The interesting part is shift-ch->fx, which is 5, just like in Chez Scheme. Furthermore, if you add the assertion shift_ch_to_fx != 5 then Z3 will say “model is not available”, meaning that only this shift amount has the desired properties. There is nothing particular that stands out in the assertions that causes this to happen (although it is possible to get other shift amounts if some constraints are relaxed).

This has also affected the selections of the other values in the model. If you were to change the shift amount for characters then you could no longer rely on this trick and Z3 would happily let you know about it. If you rely on this trick in your compiler then it’s a good idea to add it as an assertion. In fact, while writing your Z3Py code it’s a good idea to add all your assumptions as assertions.

Summing up

I could go on and show a few more missed optimization opportunities in Chez Scheme, like how it doesn’t type check multiple characters with one branch, but I hope that you have already seen how Z3 is useful. It lets you prove properties of your tagging system and, perhaps just as importantly, lets you document your assumptions.

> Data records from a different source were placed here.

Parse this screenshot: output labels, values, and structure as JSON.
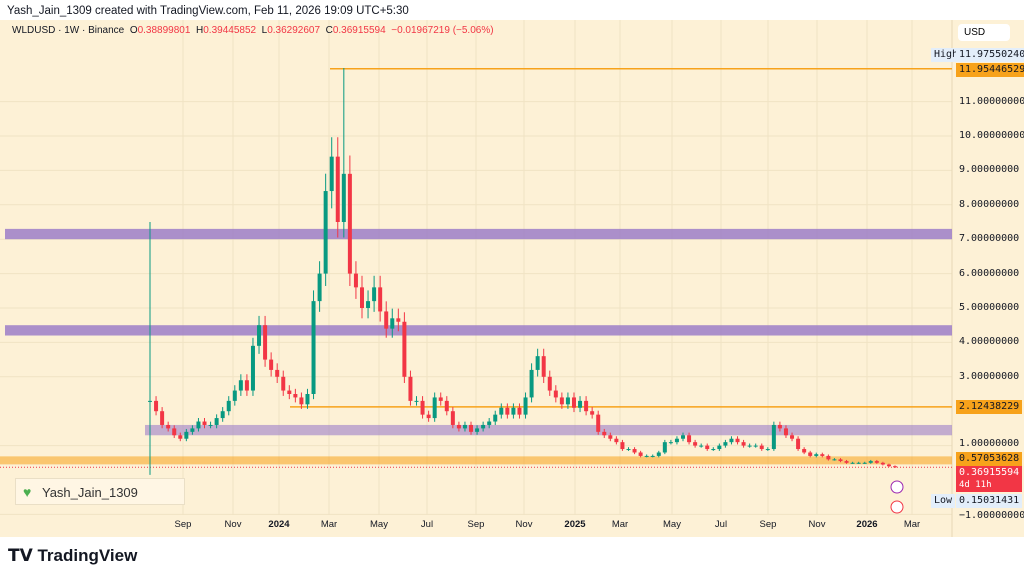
{
  "credit": "Yash_Jain_1309 created with TradingView.com, Feb 11, 2026 19:09 UTC+5:30",
  "legend": {
    "symbol": "WLDUSD · 1W · Binance",
    "o_label": "O",
    "o": "0.38899801",
    "h_label": "H",
    "h": "0.39445852",
    "l_label": "L",
    "l": "0.36292607",
    "c_label": "C",
    "c": "0.36915594",
    "change": "−0.01967219 (−5.06%)"
  },
  "currency": "USD",
  "watermark": "Yash_Jain_1309",
  "brand": "TradingView",
  "colors": {
    "up": "#089981",
    "down": "#f23645",
    "level": "#f7a21b",
    "zone": "#9c7ec8",
    "background": "#fdf1d6"
  },
  "chart_data": {
    "type": "candlestick",
    "symbol": "WLDUSD",
    "interval": "1W",
    "ylim": [
      -1,
      12.5
    ],
    "y_ticks": [
      "11.00000000",
      "10.00000000",
      "9.00000000",
      "8.00000000",
      "7.00000000",
      "6.00000000",
      "5.00000000",
      "4.00000000",
      "3.00000000",
      "1.00000000",
      "−1.00000000"
    ],
    "y_tick_values": [
      11,
      10,
      9,
      8,
      7,
      6,
      5,
      4,
      3,
      1,
      -1
    ],
    "x_ticks": [
      "Sep",
      "Nov",
      "2024",
      "Mar",
      "May",
      "Jul",
      "Sep",
      "Nov",
      "2025",
      "Mar",
      "May",
      "Jul",
      "Sep",
      "Nov",
      "2026",
      "Mar"
    ],
    "first_candle": {
      "open": 2.3,
      "high": 7.5,
      "low": 0.15,
      "close": 2.3
    },
    "closes": [
      2.3,
      2.0,
      1.6,
      1.5,
      1.3,
      1.2,
      1.4,
      1.5,
      1.7,
      1.6,
      1.6,
      1.8,
      2.0,
      2.3,
      2.6,
      2.9,
      2.6,
      3.9,
      4.5,
      3.5,
      3.2,
      3.0,
      2.6,
      2.5,
      2.4,
      2.2,
      2.5,
      5.2,
      6.0,
      8.4,
      9.4,
      7.5,
      8.9,
      6.0,
      5.6,
      5.0,
      5.2,
      5.6,
      4.9,
      4.4,
      4.7,
      4.6,
      3.0,
      2.3,
      2.3,
      1.9,
      1.8,
      2.4,
      2.3,
      2.0,
      1.6,
      1.5,
      1.6,
      1.4,
      1.5,
      1.6,
      1.7,
      1.9,
      2.1,
      1.9,
      2.1,
      1.9,
      2.4,
      3.2,
      3.6,
      3.0,
      2.6,
      2.4,
      2.2,
      2.4,
      2.1,
      2.3,
      2.0,
      1.9,
      1.4,
      1.3,
      1.2,
      1.1,
      0.9,
      0.9,
      0.8,
      0.7,
      0.7,
      0.7,
      0.8,
      1.1,
      1.1,
      1.2,
      1.3,
      1.1,
      1.0,
      1.0,
      0.9,
      0.9,
      1.0,
      1.1,
      1.2,
      1.1,
      1.0,
      1.0,
      1.0,
      0.9,
      0.9,
      1.6,
      1.5,
      1.3,
      1.2,
      0.9,
      0.8,
      0.7,
      0.75,
      0.7,
      0.6,
      0.6,
      0.55,
      0.5,
      0.5,
      0.5,
      0.5,
      0.55,
      0.5,
      0.45,
      0.4,
      0.37
    ],
    "all_time_high": 11.9755024,
    "all_time_low": 0.15031431,
    "high_label": "High",
    "high_value": "11.97550240",
    "low_label": "Low",
    "low_value": "0.15031431",
    "levels": [
      {
        "value": 11.95446529,
        "label": "11.95446529"
      },
      {
        "value": 2.12438229,
        "label": "2.12438229"
      },
      {
        "value": 0.57053628,
        "label": "0.57053628"
      }
    ],
    "zones": [
      [
        7.0,
        7.3
      ],
      [
        4.2,
        4.5
      ],
      [
        1.3,
        1.6
      ]
    ],
    "last_price": {
      "value": 0.36915594,
      "label": "0.36915594",
      "countdown": "4d 11h"
    }
  }
}
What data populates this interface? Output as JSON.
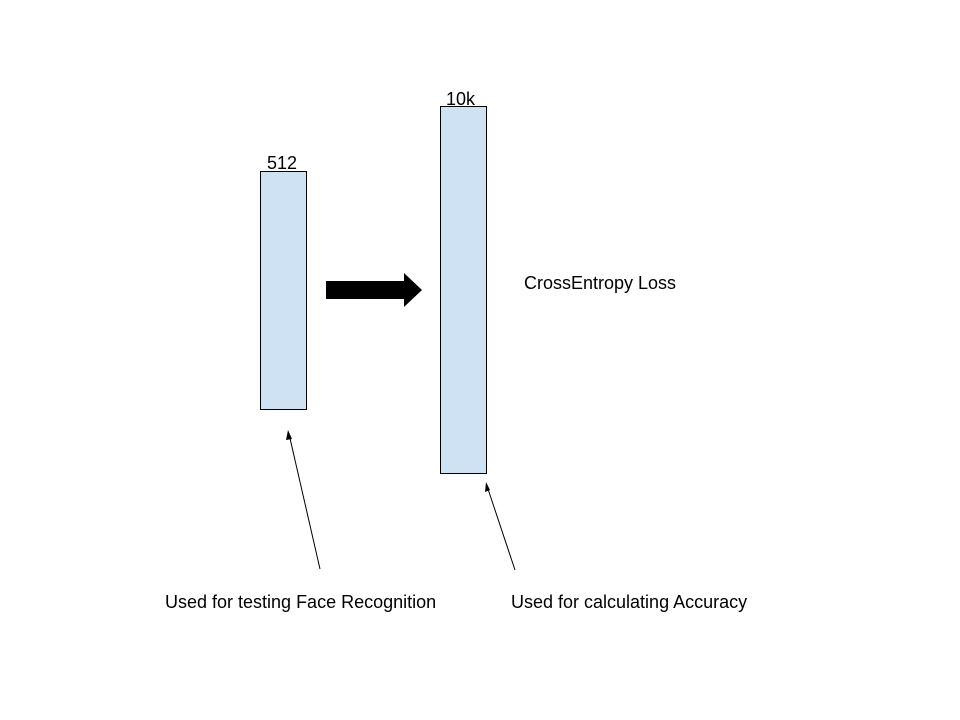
{
  "diagram": {
    "blocks": [
      {
        "id": "embedding",
        "dimension_label": "512"
      },
      {
        "id": "classifier",
        "dimension_label": "10k"
      }
    ],
    "loss_label": "CrossEntropy Loss",
    "captions": {
      "embedding": "Used for testing Face Recognition",
      "classifier": "Used for calculating Accuracy"
    },
    "colors": {
      "block_fill": "#cfe2f3",
      "block_border": "#000000",
      "arrow": "#000000",
      "background": "#ffffff"
    },
    "icons": {
      "transition": "right-arrow-icon",
      "pointer": "thin-arrow-icon"
    }
  }
}
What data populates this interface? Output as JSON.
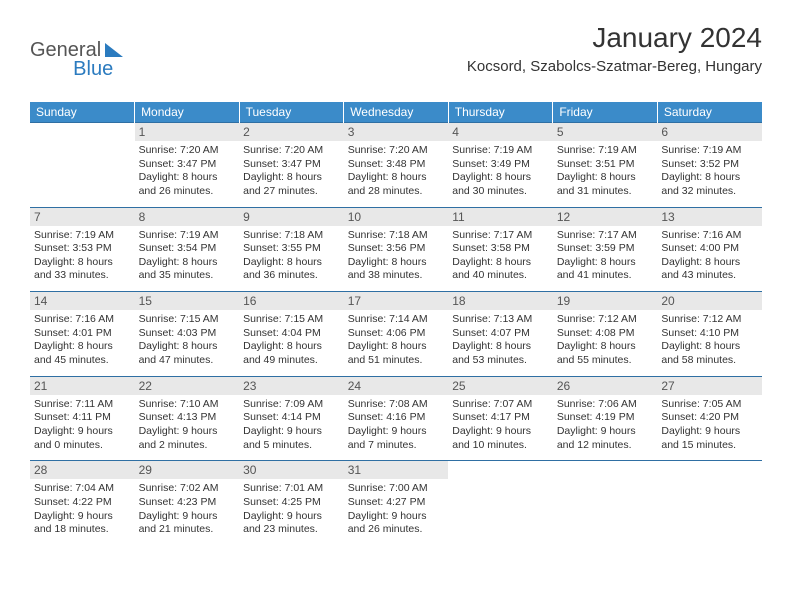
{
  "logo": {
    "part1": "General",
    "part2": "Blue"
  },
  "title": "January 2024",
  "location": "Kocsord, Szabolcs-Szatmar-Bereg, Hungary",
  "daynames": [
    "Sunday",
    "Monday",
    "Tuesday",
    "Wednesday",
    "Thursday",
    "Friday",
    "Saturday"
  ],
  "colors": {
    "header_bg": "#3b8bc9",
    "header_text": "#ffffff",
    "daynum_bg": "#e8e8e8",
    "border": "#2f6fa3",
    "logo_accent": "#2b7bbf"
  },
  "days": [
    {
      "n": "",
      "sr": "",
      "ss": "",
      "dl1": "",
      "dl2": ""
    },
    {
      "n": "1",
      "sr": "Sunrise: 7:20 AM",
      "ss": "Sunset: 3:47 PM",
      "dl1": "Daylight: 8 hours",
      "dl2": "and 26 minutes."
    },
    {
      "n": "2",
      "sr": "Sunrise: 7:20 AM",
      "ss": "Sunset: 3:47 PM",
      "dl1": "Daylight: 8 hours",
      "dl2": "and 27 minutes."
    },
    {
      "n": "3",
      "sr": "Sunrise: 7:20 AM",
      "ss": "Sunset: 3:48 PM",
      "dl1": "Daylight: 8 hours",
      "dl2": "and 28 minutes."
    },
    {
      "n": "4",
      "sr": "Sunrise: 7:19 AM",
      "ss": "Sunset: 3:49 PM",
      "dl1": "Daylight: 8 hours",
      "dl2": "and 30 minutes."
    },
    {
      "n": "5",
      "sr": "Sunrise: 7:19 AM",
      "ss": "Sunset: 3:51 PM",
      "dl1": "Daylight: 8 hours",
      "dl2": "and 31 minutes."
    },
    {
      "n": "6",
      "sr": "Sunrise: 7:19 AM",
      "ss": "Sunset: 3:52 PM",
      "dl1": "Daylight: 8 hours",
      "dl2": "and 32 minutes."
    },
    {
      "n": "7",
      "sr": "Sunrise: 7:19 AM",
      "ss": "Sunset: 3:53 PM",
      "dl1": "Daylight: 8 hours",
      "dl2": "and 33 minutes."
    },
    {
      "n": "8",
      "sr": "Sunrise: 7:19 AM",
      "ss": "Sunset: 3:54 PM",
      "dl1": "Daylight: 8 hours",
      "dl2": "and 35 minutes."
    },
    {
      "n": "9",
      "sr": "Sunrise: 7:18 AM",
      "ss": "Sunset: 3:55 PM",
      "dl1": "Daylight: 8 hours",
      "dl2": "and 36 minutes."
    },
    {
      "n": "10",
      "sr": "Sunrise: 7:18 AM",
      "ss": "Sunset: 3:56 PM",
      "dl1": "Daylight: 8 hours",
      "dl2": "and 38 minutes."
    },
    {
      "n": "11",
      "sr": "Sunrise: 7:17 AM",
      "ss": "Sunset: 3:58 PM",
      "dl1": "Daylight: 8 hours",
      "dl2": "and 40 minutes."
    },
    {
      "n": "12",
      "sr": "Sunrise: 7:17 AM",
      "ss": "Sunset: 3:59 PM",
      "dl1": "Daylight: 8 hours",
      "dl2": "and 41 minutes."
    },
    {
      "n": "13",
      "sr": "Sunrise: 7:16 AM",
      "ss": "Sunset: 4:00 PM",
      "dl1": "Daylight: 8 hours",
      "dl2": "and 43 minutes."
    },
    {
      "n": "14",
      "sr": "Sunrise: 7:16 AM",
      "ss": "Sunset: 4:01 PM",
      "dl1": "Daylight: 8 hours",
      "dl2": "and 45 minutes."
    },
    {
      "n": "15",
      "sr": "Sunrise: 7:15 AM",
      "ss": "Sunset: 4:03 PM",
      "dl1": "Daylight: 8 hours",
      "dl2": "and 47 minutes."
    },
    {
      "n": "16",
      "sr": "Sunrise: 7:15 AM",
      "ss": "Sunset: 4:04 PM",
      "dl1": "Daylight: 8 hours",
      "dl2": "and 49 minutes."
    },
    {
      "n": "17",
      "sr": "Sunrise: 7:14 AM",
      "ss": "Sunset: 4:06 PM",
      "dl1": "Daylight: 8 hours",
      "dl2": "and 51 minutes."
    },
    {
      "n": "18",
      "sr": "Sunrise: 7:13 AM",
      "ss": "Sunset: 4:07 PM",
      "dl1": "Daylight: 8 hours",
      "dl2": "and 53 minutes."
    },
    {
      "n": "19",
      "sr": "Sunrise: 7:12 AM",
      "ss": "Sunset: 4:08 PM",
      "dl1": "Daylight: 8 hours",
      "dl2": "and 55 minutes."
    },
    {
      "n": "20",
      "sr": "Sunrise: 7:12 AM",
      "ss": "Sunset: 4:10 PM",
      "dl1": "Daylight: 8 hours",
      "dl2": "and 58 minutes."
    },
    {
      "n": "21",
      "sr": "Sunrise: 7:11 AM",
      "ss": "Sunset: 4:11 PM",
      "dl1": "Daylight: 9 hours",
      "dl2": "and 0 minutes."
    },
    {
      "n": "22",
      "sr": "Sunrise: 7:10 AM",
      "ss": "Sunset: 4:13 PM",
      "dl1": "Daylight: 9 hours",
      "dl2": "and 2 minutes."
    },
    {
      "n": "23",
      "sr": "Sunrise: 7:09 AM",
      "ss": "Sunset: 4:14 PM",
      "dl1": "Daylight: 9 hours",
      "dl2": "and 5 minutes."
    },
    {
      "n": "24",
      "sr": "Sunrise: 7:08 AM",
      "ss": "Sunset: 4:16 PM",
      "dl1": "Daylight: 9 hours",
      "dl2": "and 7 minutes."
    },
    {
      "n": "25",
      "sr": "Sunrise: 7:07 AM",
      "ss": "Sunset: 4:17 PM",
      "dl1": "Daylight: 9 hours",
      "dl2": "and 10 minutes."
    },
    {
      "n": "26",
      "sr": "Sunrise: 7:06 AM",
      "ss": "Sunset: 4:19 PM",
      "dl1": "Daylight: 9 hours",
      "dl2": "and 12 minutes."
    },
    {
      "n": "27",
      "sr": "Sunrise: 7:05 AM",
      "ss": "Sunset: 4:20 PM",
      "dl1": "Daylight: 9 hours",
      "dl2": "and 15 minutes."
    },
    {
      "n": "28",
      "sr": "Sunrise: 7:04 AM",
      "ss": "Sunset: 4:22 PM",
      "dl1": "Daylight: 9 hours",
      "dl2": "and 18 minutes."
    },
    {
      "n": "29",
      "sr": "Sunrise: 7:02 AM",
      "ss": "Sunset: 4:23 PM",
      "dl1": "Daylight: 9 hours",
      "dl2": "and 21 minutes."
    },
    {
      "n": "30",
      "sr": "Sunrise: 7:01 AM",
      "ss": "Sunset: 4:25 PM",
      "dl1": "Daylight: 9 hours",
      "dl2": "and 23 minutes."
    },
    {
      "n": "31",
      "sr": "Sunrise: 7:00 AM",
      "ss": "Sunset: 4:27 PM",
      "dl1": "Daylight: 9 hours",
      "dl2": "and 26 minutes."
    },
    {
      "n": "",
      "sr": "",
      "ss": "",
      "dl1": "",
      "dl2": ""
    },
    {
      "n": "",
      "sr": "",
      "ss": "",
      "dl1": "",
      "dl2": ""
    },
    {
      "n": "",
      "sr": "",
      "ss": "",
      "dl1": "",
      "dl2": ""
    }
  ]
}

Z3 itself is lacking in documentation, attempting to use tutorials as a substitute, and its web site is full of dead links. When Z3 fails to find a solution it either goes into a seemingly infinite spin and/or prints unsat, hoping you will go away. (There is a way to get it to print a counterexample, but the output is sadly incomprehensible.) Quite often I found myself sitting at my terminal wondering why my assertions were unsatisfiable.

My advice, if you find yourself in the situation where you are 100% certain something should work, is to remove the general cases and add assertions for very specific cases. At some point a specific case will cause Z3 to reject your assertions, which will give you a clue as to what has gone wrong.

Give it a spin if you’re thinking about revamping your tagging system or if you want to add extra tricks and be certain that they are well founded.